Vicenza: inizia il processo ai genitori di un ragazzo di 14 anni deceduto per tumore

Veronica Robinson

Ottobre 21, 2025

A Vicenza, il 15 gennaio 2025, si è svolto il processo a carico di Luigi Gianello e Martina Binotti, accusati di omicidio con dolo eventuale. I due, genitori di Francesco Gianello, deceduto nel 2024 all’età di 14 anni a causa di un tumore, sono sotto accusa per aver ritardato diagnosi e terapie. Secondo quanto sostenuto dal pubblico ministero Paolo Fietta, la coppia si è affidata per un lungo periodo a un medico che seguiva il controverso metodo di Hamer. Questo approccio, come riportato su Airc.it, non ha mai ricevuto una validazione scientifica e sostiene che il tumore derivi da conflitti psichici, rifiutando l’uso di farmaci e causando ritardi nell’inizio delle cure, trasformando così patologie curabili in forme incurabili. I genitori di Francesco hanno deciso di parlare pubblicamente per difendersi dalle accuse di essere stati definiti genitori mostruosi e per avvertire altri genitori a non seguire la stessa strada, affidandosi a chi promuove il metodo Hamer.

La diagnosi di Francesco

La storia di Francesco Gianello inizia nel dicembre 2022, quando il giovane avverte forti dolori alla gamba. Dopo una risonanza magnetica e una visita all’Istituto Ortopedico Rizzoli di Bologna, gli viene diagnosticato un tumore.
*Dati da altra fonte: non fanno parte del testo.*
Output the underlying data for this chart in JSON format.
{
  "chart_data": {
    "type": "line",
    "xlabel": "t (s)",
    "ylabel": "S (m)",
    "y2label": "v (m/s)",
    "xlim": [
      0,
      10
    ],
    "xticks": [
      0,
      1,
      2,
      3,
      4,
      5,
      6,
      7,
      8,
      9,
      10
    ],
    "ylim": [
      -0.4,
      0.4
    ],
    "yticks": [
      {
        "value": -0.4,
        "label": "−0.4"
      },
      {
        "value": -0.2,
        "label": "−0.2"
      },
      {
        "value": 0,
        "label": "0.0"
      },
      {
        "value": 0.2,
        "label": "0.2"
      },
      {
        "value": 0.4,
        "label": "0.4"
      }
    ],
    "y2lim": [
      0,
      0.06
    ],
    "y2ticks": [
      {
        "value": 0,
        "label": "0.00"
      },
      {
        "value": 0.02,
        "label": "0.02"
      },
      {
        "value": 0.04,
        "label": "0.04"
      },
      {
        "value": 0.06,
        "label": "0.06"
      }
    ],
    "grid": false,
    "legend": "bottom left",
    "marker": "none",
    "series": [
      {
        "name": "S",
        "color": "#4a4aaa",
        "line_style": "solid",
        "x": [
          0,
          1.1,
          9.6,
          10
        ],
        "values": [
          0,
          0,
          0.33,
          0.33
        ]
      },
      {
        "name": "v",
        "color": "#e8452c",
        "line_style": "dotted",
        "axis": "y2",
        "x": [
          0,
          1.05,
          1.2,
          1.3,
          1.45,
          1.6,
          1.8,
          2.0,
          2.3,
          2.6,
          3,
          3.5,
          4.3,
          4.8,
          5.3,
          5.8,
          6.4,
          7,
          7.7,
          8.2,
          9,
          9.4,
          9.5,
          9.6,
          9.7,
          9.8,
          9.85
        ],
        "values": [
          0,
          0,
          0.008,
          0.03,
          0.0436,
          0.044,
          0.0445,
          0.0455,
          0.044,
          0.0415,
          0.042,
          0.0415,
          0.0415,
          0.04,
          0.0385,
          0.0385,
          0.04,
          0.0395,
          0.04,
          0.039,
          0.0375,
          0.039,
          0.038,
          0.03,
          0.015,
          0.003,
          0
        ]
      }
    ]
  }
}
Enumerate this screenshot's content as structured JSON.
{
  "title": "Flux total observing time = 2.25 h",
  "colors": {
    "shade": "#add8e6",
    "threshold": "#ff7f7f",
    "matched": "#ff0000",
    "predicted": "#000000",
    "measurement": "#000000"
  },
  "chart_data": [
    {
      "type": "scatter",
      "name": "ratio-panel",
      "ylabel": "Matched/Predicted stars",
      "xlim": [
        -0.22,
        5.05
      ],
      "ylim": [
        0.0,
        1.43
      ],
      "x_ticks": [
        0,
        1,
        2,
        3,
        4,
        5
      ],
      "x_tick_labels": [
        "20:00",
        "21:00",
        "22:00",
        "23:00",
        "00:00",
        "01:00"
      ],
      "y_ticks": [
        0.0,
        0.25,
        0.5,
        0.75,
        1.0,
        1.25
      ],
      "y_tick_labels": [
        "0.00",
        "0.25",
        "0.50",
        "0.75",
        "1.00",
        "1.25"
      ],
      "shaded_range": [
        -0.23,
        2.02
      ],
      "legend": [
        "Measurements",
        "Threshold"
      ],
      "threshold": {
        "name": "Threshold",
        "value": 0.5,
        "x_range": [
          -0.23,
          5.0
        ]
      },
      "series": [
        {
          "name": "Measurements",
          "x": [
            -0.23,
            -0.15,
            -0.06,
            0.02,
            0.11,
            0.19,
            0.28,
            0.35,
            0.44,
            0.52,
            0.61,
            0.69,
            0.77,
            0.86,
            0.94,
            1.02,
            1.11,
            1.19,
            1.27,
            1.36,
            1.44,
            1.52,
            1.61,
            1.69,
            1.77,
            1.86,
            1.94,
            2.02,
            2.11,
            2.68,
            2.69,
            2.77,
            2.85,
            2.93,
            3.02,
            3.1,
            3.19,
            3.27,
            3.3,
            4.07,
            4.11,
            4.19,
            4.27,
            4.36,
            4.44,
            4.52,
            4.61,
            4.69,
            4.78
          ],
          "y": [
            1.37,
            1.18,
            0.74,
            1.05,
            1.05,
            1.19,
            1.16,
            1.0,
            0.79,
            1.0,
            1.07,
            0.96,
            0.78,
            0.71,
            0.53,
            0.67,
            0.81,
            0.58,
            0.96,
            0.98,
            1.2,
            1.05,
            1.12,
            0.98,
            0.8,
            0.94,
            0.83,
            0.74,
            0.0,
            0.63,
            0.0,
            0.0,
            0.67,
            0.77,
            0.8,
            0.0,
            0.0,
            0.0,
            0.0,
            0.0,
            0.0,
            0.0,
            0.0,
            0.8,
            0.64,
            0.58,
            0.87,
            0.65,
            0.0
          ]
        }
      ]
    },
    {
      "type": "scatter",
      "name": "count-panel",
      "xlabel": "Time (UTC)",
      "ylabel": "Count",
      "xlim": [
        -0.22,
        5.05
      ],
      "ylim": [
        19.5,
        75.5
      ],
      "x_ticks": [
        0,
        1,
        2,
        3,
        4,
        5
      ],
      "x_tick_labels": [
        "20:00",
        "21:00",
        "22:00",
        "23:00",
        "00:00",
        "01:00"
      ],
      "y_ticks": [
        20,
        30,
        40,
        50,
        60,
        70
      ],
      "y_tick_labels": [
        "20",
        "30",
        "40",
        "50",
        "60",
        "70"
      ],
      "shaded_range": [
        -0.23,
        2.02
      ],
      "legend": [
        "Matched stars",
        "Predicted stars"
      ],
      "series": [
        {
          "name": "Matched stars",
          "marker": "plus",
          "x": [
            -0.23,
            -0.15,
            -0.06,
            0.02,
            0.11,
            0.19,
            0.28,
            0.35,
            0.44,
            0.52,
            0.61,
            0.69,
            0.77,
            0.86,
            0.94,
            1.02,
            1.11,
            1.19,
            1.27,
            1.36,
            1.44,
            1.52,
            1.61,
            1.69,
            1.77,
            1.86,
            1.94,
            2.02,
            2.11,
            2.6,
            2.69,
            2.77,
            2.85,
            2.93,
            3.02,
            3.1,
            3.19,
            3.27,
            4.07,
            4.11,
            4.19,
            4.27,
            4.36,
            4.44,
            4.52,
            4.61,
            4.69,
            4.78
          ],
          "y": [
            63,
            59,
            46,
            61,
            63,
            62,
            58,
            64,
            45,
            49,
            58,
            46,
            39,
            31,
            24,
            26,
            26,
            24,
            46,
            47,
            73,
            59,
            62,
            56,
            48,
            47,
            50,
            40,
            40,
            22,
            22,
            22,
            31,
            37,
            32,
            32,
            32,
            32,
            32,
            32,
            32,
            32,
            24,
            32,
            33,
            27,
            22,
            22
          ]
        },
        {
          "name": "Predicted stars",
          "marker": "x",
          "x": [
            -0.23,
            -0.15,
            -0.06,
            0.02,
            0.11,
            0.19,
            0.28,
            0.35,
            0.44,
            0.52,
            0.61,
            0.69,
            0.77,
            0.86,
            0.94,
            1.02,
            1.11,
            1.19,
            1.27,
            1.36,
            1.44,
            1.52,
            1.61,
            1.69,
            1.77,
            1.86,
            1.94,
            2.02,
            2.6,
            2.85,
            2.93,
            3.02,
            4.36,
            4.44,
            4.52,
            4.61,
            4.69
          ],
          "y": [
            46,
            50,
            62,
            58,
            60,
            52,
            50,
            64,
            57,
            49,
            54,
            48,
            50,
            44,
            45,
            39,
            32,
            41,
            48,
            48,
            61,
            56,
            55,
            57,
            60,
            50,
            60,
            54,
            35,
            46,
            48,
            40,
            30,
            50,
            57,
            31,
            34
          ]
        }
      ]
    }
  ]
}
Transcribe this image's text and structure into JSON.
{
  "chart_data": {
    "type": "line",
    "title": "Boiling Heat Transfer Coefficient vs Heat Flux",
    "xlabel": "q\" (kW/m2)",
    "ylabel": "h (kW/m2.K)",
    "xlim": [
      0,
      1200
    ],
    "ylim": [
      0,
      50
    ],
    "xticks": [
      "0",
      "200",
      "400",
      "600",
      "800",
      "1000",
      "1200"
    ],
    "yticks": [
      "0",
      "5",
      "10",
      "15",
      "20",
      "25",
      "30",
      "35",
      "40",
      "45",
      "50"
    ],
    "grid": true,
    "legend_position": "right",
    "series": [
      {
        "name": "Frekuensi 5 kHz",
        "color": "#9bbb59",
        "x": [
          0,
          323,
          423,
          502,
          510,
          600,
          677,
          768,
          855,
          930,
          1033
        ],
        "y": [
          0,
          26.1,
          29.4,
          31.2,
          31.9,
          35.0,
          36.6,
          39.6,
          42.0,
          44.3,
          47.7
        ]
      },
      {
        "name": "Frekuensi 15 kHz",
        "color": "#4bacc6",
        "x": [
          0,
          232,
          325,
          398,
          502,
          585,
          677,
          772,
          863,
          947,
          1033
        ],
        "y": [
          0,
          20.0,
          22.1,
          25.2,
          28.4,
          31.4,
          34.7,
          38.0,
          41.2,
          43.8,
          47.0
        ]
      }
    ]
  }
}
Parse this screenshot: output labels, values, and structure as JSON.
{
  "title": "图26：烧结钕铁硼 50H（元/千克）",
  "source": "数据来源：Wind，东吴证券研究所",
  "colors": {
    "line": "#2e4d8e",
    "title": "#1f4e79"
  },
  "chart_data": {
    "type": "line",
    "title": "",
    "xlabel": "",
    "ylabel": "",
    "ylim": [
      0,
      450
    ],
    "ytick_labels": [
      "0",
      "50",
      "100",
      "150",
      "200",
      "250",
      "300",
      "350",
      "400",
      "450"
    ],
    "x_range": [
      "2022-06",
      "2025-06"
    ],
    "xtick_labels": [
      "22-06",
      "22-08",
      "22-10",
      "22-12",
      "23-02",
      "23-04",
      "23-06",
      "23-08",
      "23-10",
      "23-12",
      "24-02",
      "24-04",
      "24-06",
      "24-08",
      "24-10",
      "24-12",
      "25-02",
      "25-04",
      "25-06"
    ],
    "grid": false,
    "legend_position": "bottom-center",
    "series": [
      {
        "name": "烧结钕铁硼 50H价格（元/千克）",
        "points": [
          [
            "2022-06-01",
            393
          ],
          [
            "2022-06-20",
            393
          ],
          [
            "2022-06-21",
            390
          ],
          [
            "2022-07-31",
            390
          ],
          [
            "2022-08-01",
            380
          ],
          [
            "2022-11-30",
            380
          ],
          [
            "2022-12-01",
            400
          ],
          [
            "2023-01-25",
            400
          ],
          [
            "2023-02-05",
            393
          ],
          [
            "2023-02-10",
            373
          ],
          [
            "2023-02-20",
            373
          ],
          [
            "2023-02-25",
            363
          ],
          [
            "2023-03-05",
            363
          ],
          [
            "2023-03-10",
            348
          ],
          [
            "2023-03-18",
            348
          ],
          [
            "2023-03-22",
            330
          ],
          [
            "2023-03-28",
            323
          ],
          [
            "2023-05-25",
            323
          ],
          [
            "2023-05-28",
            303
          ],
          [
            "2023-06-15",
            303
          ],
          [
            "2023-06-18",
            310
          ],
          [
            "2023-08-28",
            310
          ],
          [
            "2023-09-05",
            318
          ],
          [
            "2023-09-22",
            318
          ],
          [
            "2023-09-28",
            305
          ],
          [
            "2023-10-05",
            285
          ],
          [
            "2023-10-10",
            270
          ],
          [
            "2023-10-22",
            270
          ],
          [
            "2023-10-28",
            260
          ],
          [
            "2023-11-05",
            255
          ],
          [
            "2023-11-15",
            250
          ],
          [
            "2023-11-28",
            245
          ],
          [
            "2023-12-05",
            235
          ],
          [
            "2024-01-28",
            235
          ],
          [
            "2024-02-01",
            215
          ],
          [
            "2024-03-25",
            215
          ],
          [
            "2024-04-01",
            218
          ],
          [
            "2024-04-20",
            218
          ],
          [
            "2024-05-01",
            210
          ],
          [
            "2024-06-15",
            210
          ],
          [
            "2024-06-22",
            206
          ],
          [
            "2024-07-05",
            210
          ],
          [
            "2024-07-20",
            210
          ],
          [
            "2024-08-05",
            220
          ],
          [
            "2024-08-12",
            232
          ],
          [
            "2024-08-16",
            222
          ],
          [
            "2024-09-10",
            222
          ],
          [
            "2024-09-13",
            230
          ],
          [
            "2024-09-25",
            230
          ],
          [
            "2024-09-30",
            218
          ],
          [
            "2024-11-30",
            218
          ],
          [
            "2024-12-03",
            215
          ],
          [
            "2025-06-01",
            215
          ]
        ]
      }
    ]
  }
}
La famiglia vive un momento di grande angoscia, come descritto dalla madre: “È come ricevere uno schiaffo, non sai se riuscirai a restare in piedi”. Nonostante le indicazioni dei medici per effettuare ulteriori accertamenti, tra cui biopsia e PET, i genitori decidono di disdire le procedure. “Il dottor Matteo Penzo ci ha detto che la biopsia poteva espandere la malattia e ci ha convinti a non farla”, racconta il padre. Così, contro il parere dei medici, Francesco viene dimesso dall’ospedale.

La scelta di un approccio alternativo

Dopo la diagnosi, i genitori di Francesco si rivolgono al dottor Penzo, un sostenitore delle teorie di Hamer. “Sosteneva che la malattia avesse un significato biologico e che fosse necessario identificare il conflitto alla base”, spiega il padre. Il genitore ricorda come, per l’osteosarcoma al femore, Penzo indagasse sulla vita del ragazzo, suggerendo che situazioni come il suo allontanamento dalla squadra di calcio o conflitti con un insegnante potessero essere determinanti. “Penzo mi attribuiva anche la colpa”, continua il padre, rivelando che si era affidato al medico per la speranza di una soluzione. Secondo Hamer, la malattia è vista come un sintomo di un processo di guarigione in corso.

Le conseguenze della terapia alternativa

Il dottor Penzo si oppone anche alla chemioterapia, affermando che non fosse necessaria e suggerendo rimedi come argilla e anti-infiammatori. Dopo una nuova risonanza magnetica, il medico afferma che l’osso di Francesco si stava ricostruendo. Inoltre, consiglia alla famiglia di rivolgersi a Pierre Pellizzari e Imma Quaranta, che promuovono percorsi di auto-guarigione in Toscana. La madre di Francesco racconta che questi percorsi comprendevano attività all’aperto, alimentazione sana e massaggi. Tuttavia, la salute del ragazzo continua a deteriorarsi.

Il ricovero e la terapia convenzionale

La situazione di Francesco precipita, costringendo la famiglia a recarsi al pronto soccorso di Perugia. Qui, il giovane inizia finalmente la chemioterapia e la radioterapia. Il padre si difende, affermando: “Non abbiamo mai voluto fare del male a nostro figlio“. La famiglia ha vissuto un dolore inimmaginabile, con il fratello Filippo che ha dovuto affrontare la mancanza della madre per dieci mesi. Dopo tre mesi di cure a Perugia, la famiglia torna a casa, ma per Francesco ci sono solo cure palliative disponibili. Riflessioni amare accompagnano i genitori, che ora avvertono altri genitori in situazioni simili: “Andate negli ospedali“.